Morgan County, Colorado - Ryan left several days ahead of us to get started in Colorado. I had several more days of paperwork and preparation before we left home again, so I was relieved to finally have it all done and hit the road late Friday morning. As soon as I hit top speed, we experienced what I would call a "major" vibration. I exited on the next road. Nothing was visually off, so I circled around and tried again... same thing. The kids thought is was hilarious and great fun. They were laughing and making the "aaaahhhhh-ahhhh-ahhhhhh" noise along with all the vibrating. I could feel my frustration rising. All the while, I said prayers of thankfulness that this happened only a couple miles from home.

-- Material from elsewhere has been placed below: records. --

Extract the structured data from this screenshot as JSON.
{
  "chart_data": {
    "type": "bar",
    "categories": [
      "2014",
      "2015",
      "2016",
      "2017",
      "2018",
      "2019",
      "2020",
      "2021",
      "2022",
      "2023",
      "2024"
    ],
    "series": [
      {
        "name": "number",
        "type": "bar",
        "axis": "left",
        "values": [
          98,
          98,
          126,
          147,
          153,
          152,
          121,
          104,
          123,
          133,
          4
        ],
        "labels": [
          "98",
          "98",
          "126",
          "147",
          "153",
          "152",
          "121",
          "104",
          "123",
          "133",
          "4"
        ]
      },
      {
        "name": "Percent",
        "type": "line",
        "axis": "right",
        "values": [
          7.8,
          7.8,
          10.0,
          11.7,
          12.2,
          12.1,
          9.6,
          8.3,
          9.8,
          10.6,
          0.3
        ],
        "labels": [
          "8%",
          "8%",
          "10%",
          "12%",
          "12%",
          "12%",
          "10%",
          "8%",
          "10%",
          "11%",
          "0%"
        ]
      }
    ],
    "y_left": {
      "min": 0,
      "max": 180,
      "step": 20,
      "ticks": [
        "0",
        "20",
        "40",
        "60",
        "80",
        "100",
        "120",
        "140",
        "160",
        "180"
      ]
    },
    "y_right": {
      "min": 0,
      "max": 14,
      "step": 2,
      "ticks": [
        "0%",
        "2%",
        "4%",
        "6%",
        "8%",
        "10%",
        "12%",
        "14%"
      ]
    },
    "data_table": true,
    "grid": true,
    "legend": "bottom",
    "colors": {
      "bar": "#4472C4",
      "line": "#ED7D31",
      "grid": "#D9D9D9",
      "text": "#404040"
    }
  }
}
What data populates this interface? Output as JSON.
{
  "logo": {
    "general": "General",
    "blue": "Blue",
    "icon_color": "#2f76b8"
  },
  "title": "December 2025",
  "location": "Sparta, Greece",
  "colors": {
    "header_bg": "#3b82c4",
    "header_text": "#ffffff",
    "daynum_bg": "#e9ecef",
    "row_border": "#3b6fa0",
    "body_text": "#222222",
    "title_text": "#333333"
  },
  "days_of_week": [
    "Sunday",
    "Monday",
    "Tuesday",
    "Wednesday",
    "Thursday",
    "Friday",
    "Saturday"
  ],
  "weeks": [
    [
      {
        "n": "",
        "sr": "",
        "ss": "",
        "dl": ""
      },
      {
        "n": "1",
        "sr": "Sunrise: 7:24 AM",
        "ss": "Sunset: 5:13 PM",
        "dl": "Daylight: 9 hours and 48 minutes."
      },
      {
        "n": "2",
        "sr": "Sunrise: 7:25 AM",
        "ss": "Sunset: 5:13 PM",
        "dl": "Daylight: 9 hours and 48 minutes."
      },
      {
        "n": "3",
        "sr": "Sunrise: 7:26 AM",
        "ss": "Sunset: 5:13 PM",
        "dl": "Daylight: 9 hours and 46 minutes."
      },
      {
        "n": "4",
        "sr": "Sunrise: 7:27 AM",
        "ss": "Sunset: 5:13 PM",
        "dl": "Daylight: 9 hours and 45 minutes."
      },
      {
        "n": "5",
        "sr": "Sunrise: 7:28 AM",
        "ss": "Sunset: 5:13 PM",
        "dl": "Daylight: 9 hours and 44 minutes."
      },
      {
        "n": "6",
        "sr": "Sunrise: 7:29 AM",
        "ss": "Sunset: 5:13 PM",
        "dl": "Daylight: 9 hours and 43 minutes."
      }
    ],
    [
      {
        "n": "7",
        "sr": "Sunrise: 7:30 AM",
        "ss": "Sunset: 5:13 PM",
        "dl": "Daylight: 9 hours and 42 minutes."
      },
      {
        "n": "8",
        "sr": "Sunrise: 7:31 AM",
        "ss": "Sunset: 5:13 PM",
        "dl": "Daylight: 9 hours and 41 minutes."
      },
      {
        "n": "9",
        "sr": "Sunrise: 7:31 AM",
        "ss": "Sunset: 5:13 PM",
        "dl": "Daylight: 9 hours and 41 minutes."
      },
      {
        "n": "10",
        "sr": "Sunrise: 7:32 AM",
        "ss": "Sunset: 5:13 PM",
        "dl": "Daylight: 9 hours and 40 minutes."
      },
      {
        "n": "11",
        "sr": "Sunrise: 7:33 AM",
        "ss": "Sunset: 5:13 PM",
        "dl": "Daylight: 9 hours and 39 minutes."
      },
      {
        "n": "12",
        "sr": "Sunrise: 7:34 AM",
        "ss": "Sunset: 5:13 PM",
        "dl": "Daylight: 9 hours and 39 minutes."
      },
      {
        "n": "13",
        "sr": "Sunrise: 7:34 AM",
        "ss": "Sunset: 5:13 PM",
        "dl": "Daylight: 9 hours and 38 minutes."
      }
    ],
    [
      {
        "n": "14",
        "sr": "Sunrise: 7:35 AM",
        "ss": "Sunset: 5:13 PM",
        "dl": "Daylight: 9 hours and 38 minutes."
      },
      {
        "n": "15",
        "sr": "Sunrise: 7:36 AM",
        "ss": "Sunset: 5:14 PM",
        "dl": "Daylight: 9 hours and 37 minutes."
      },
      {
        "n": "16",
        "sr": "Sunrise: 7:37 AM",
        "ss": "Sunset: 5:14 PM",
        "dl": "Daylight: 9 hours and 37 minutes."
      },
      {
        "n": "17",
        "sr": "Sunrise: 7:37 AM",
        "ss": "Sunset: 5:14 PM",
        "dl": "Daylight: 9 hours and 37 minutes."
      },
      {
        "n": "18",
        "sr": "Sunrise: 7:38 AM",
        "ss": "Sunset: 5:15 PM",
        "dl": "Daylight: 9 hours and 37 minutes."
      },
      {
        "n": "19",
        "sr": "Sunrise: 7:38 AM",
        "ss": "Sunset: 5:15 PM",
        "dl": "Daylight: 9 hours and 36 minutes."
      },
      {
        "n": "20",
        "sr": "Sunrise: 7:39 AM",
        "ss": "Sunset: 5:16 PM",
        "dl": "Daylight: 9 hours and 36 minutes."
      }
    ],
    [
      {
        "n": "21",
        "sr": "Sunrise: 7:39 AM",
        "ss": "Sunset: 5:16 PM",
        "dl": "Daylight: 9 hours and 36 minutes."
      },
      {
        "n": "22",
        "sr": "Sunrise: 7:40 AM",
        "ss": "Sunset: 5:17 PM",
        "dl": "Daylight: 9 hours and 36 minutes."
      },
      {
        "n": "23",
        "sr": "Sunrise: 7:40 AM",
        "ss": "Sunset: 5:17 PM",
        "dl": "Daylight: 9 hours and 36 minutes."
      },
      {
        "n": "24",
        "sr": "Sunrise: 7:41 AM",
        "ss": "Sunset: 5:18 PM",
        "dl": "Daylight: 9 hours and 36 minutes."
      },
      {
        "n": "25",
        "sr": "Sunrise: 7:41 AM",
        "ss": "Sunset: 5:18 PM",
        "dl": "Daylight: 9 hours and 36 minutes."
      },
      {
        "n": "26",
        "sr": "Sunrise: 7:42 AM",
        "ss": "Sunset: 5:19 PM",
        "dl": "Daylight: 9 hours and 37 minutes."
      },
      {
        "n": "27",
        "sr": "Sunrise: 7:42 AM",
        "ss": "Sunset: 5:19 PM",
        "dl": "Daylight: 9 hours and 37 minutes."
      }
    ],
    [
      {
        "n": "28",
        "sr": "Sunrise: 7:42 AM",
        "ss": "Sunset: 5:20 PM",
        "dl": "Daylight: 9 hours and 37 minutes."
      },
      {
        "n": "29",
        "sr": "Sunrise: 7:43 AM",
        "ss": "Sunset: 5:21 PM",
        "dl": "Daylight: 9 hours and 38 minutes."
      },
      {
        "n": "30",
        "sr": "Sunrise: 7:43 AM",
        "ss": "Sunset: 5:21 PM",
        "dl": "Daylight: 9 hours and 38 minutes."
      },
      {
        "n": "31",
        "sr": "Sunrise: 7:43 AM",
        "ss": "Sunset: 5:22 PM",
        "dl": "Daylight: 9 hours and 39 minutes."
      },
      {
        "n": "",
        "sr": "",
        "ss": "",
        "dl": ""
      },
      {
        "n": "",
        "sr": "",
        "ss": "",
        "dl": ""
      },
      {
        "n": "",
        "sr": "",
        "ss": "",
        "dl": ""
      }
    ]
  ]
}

A few back and forth calls with Ryan, a few calls to local mechanics to see who could get me in last minute, a couple shakes at Wendy's to pass time with the kids, several laps around Wal-Mart and visits to the pet department to watch the fish, two plus hours later we were ready to roll again. Thankfully it seems that something had just gotten out of balance, and it was nothing more serious!
Sheridan County, Kansas - It has been humid lately. And by humid, I mean western Kansas humid, not eastern Kansas humid. The day I was there it was downright sweltering with temperatures in the high 90s and almost no wind. Yes, it's not common out here to have little to no wind.
Out in that heat is where I met Stoney, a semi-retired farmer, whom wanted to come check out the "big harvest." It has been something on his to-do list for some time, and he drove 8 hours from the east to come watch. That is REAL desire to come watch harvest on a hot July day! Of course they have harvest east of us; but the fields are often smaller, and there isn't as much wheat in his area. The scale out west is just different. Here, the field sizes are often so much bigger, and they can hold a larger number of machines, larger headers, etc. It is a little humbling to think that someone would want to visit "US." In my mind, we just do what we do, but I guess it is no different than me going to see other sectors of agriculture, like the strawberry patch earlier in the season. I think we as farmers and ranchers, of whatever type, typically have a great respect for the profession and enjoy seeing and learning what goes on in other areas different than out our own backdoor.